If you carefully draw out these values a bit more, you'll find the recurring patterns that appear in each one. In any case, we can do the same thing with our conditions as before, and formulate this as:

\[ F(n)=\left(\left\lfloor\frac{n}{b^{N-1}}\right\rfloor\bmod b,\left\lfloor\frac{n}{b^{N-2}}\right\rfloor\bmod b,\dots,\left\lfloor\frac{n}{b^{1}}\right\rfloor\bmod b,\left\lfloor\frac{n}{b^{0}}\right\rfloor\bmod b\right)\]
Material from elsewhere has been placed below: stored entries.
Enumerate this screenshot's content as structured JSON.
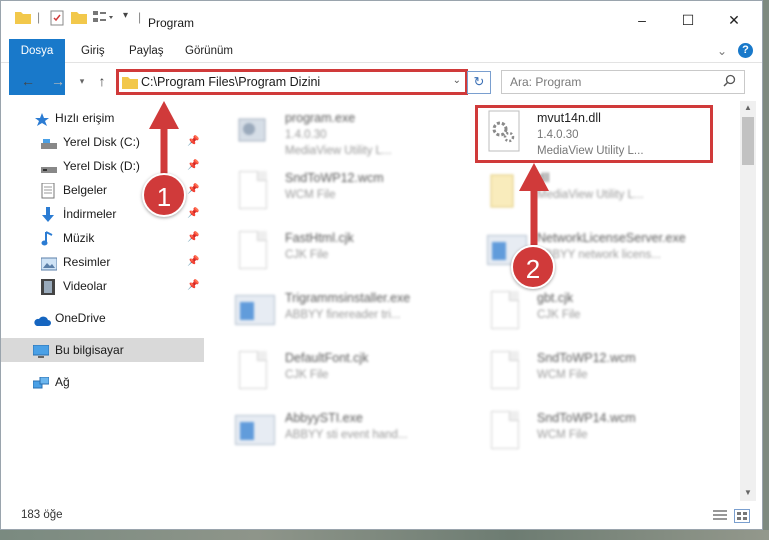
{
  "window": {
    "title": "Program",
    "controls": [
      "–",
      "☐",
      "✕"
    ]
  },
  "ribbon": {
    "tabs": [
      "Dosya",
      "Giriş",
      "Paylaş",
      "Görünüm"
    ]
  },
  "nav": {
    "address": "C:\\Program Files\\Program Dizini",
    "search_placeholder": "Ara: Program"
  },
  "sidebar": {
    "quick_access": "Hızlı erişim",
    "items": [
      {
        "label": "Yerel Disk (C:)",
        "icon": "drive-icon",
        "pinned": true
      },
      {
        "label": "Yerel Disk (D:)",
        "icon": "drive-icon",
        "pinned": true
      },
      {
        "label": "Belgeler",
        "icon": "documents-icon",
        "pinned": true
      },
      {
        "label": "İndirmeler",
        "icon": "downloads-icon",
        "pinned": true
      },
      {
        "label": "Müzik",
        "icon": "music-icon",
        "pinned": true
      },
      {
        "label": "Resimler",
        "icon": "pictures-icon",
        "pinned": true
      },
      {
        "label": "Videolar",
        "icon": "videos-icon",
        "pinned": true
      }
    ],
    "onedrive": "OneDrive",
    "this_pc": "Bu bilgisayar",
    "network": "Ağ"
  },
  "files": [
    {
      "name": "program.exe",
      "line2": "1.4.0.30",
      "line3": "MediaView Utility L...",
      "icon": "exe-icon",
      "blurred": true
    },
    {
      "name": "mvut14n.dll",
      "line2": "1.4.0.30",
      "line3": "MediaView Utility L...",
      "icon": "dll-gear-icon",
      "blurred": false
    },
    {
      "name": "SndToWP12.wcm",
      "line2": "WCM File",
      "line3": "",
      "icon": "doc-icon",
      "blurred": true
    },
    {
      "name": "dll",
      "line2": "MediaView Utility L...",
      "line3": "",
      "icon": "folder-doc-icon",
      "blurred": true
    },
    {
      "name": "FastHtml.cjk",
      "line2": "CJK File",
      "line3": "",
      "icon": "doc-icon",
      "blurred": true
    },
    {
      "name": "NetworkLicenseServer.exe",
      "line2": "ABBYY network licens...",
      "line3": "",
      "icon": "app-icon",
      "blurred": true
    },
    {
      "name": "Trigrammsinstaller.exe",
      "line2": "ABBYY finereader tri...",
      "line3": "",
      "icon": "app-icon",
      "blurred": true
    },
    {
      "name": "gbt.cjk",
      "line2": "CJK File",
      "line3": "",
      "icon": "doc-icon",
      "blurred": true
    },
    {
      "name": "DefaultFont.cjk",
      "line2": "CJK File",
      "line3": "",
      "icon": "doc-icon",
      "blurred": true
    },
    {
      "name": "SndToWP12.wcm",
      "line2": "WCM File",
      "line3": "",
      "icon": "doc-icon",
      "blurred": true
    },
    {
      "name": "AbbyySTI.exe",
      "line2": "ABBYY sti event hand...",
      "line3": "",
      "icon": "app-icon",
      "blurred": true
    },
    {
      "name": "SndToWP14.wcm",
      "line2": "WCM File",
      "line3": "",
      "icon": "doc-icon",
      "blurred": true
    }
  ],
  "status": {
    "count": "183 öğe"
  },
  "annotations": {
    "step1": "1",
    "step2": "2"
  },
  "colors": {
    "accent": "#1979ca",
    "highlight": "#d03a3a"
  }
}
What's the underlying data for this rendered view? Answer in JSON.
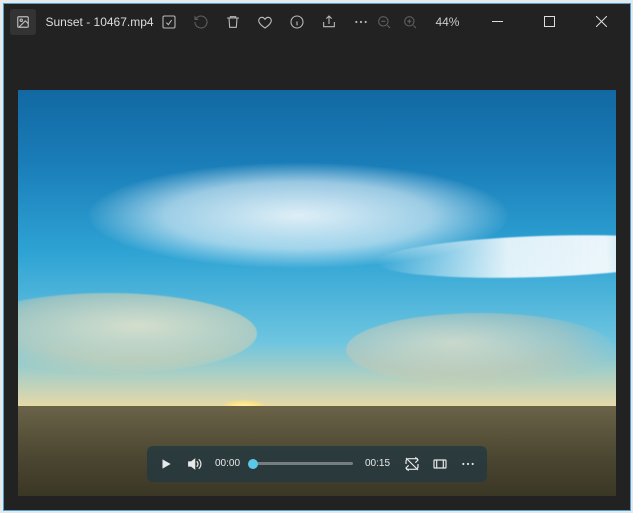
{
  "title": "Sunset - 10467.mp4",
  "zoom_pct": "44%",
  "player": {
    "current_time": "00:00",
    "duration": "00:15"
  },
  "icons": {
    "app": "image-icon",
    "edit": "edit-image-icon",
    "rotate": "rotate-icon",
    "delete": "trash-icon",
    "favorite": "heart-icon",
    "info": "info-icon",
    "share": "share-icon",
    "more": "more-icon",
    "zoom_out": "zoom-out-icon",
    "zoom_in": "zoom-in-icon",
    "minimize": "minimize-icon",
    "maximize": "maximize-icon",
    "close": "close-icon",
    "play": "play-icon",
    "volume": "volume-icon",
    "loop": "loop-off-icon",
    "subtract_time": "trim-icon",
    "player_more": "more-icon"
  }
}
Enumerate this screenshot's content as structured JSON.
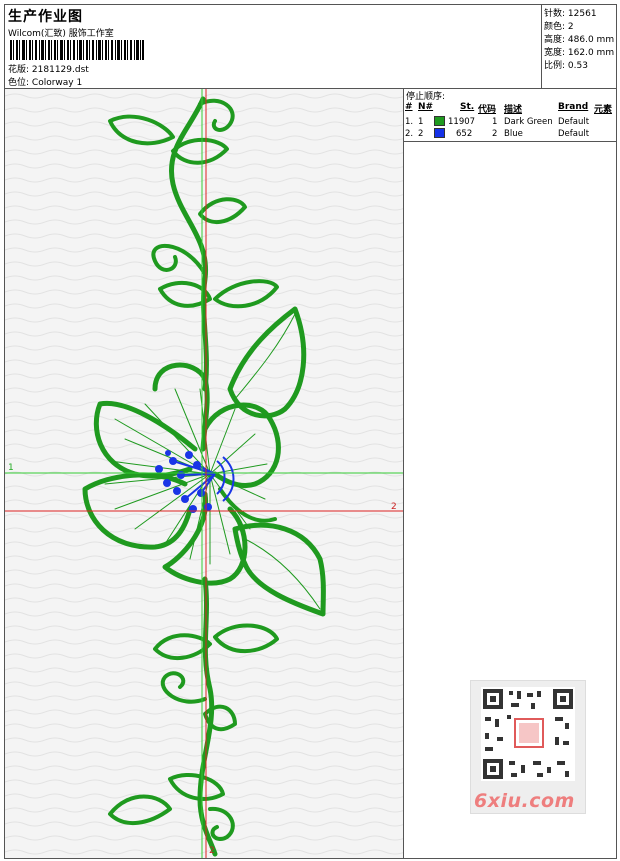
{
  "header": {
    "title": "生产作业图",
    "company": "Wilcom(汇致) 服饰工作室",
    "design_label": "花版:",
    "design_value": "2181129.dst",
    "color_label": "色位:",
    "color_value": "Colorway 1"
  },
  "stats": {
    "stitches": {
      "label": "针数:",
      "value": "12561"
    },
    "colors": {
      "label": "颜色:",
      "value": "2"
    },
    "height": {
      "label": "高度:",
      "value": "486.0 mm"
    },
    "width": {
      "label": "宽度:",
      "value": "162.0 mm"
    },
    "scale": {
      "label": "比例:",
      "value": "0.53"
    }
  },
  "stop_sequence": {
    "title": "停止顺序:",
    "headers": [
      "#",
      "N#",
      "St.",
      "代码",
      "描述",
      "Brand",
      "元素"
    ],
    "rows": [
      {
        "idx": "1.",
        "n": "1",
        "stitches": "11907",
        "code": "1",
        "desc": "Dark Green",
        "brand": "Default",
        "color": "#1f9a1f"
      },
      {
        "idx": "2.",
        "n": "2",
        "stitches": "652",
        "code": "2",
        "desc": "Blue",
        "brand": "Default",
        "color": "#1531e8"
      }
    ]
  },
  "canvas": {
    "axis_label_h1": "1",
    "axis_label_h2": "2",
    "axis_label_v2": "2",
    "thread_green": "#1f9a1f",
    "thread_blue": "#1a35e6",
    "guide_green": "#33cc33",
    "guide_red": "#dd2222"
  },
  "watermark": "6xiu.com"
}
Since there are so many values, it can be incredibly difficult to accurately verify. But since we have a structure in which we can express these values systematically, it will become very obvious if you've miscalculated somewhere!

Conclusion

Despite the apparent complexity of the problems demonstrated in this post, this post is intended to show you how you might go about thinking and rephrasing them in terms of piecewise objects, and then following through. Even though the post, as always, fails to demonstrate it, there was a non-insignifcant amount of time put into thinking about these problems, framing them, and then getting a result.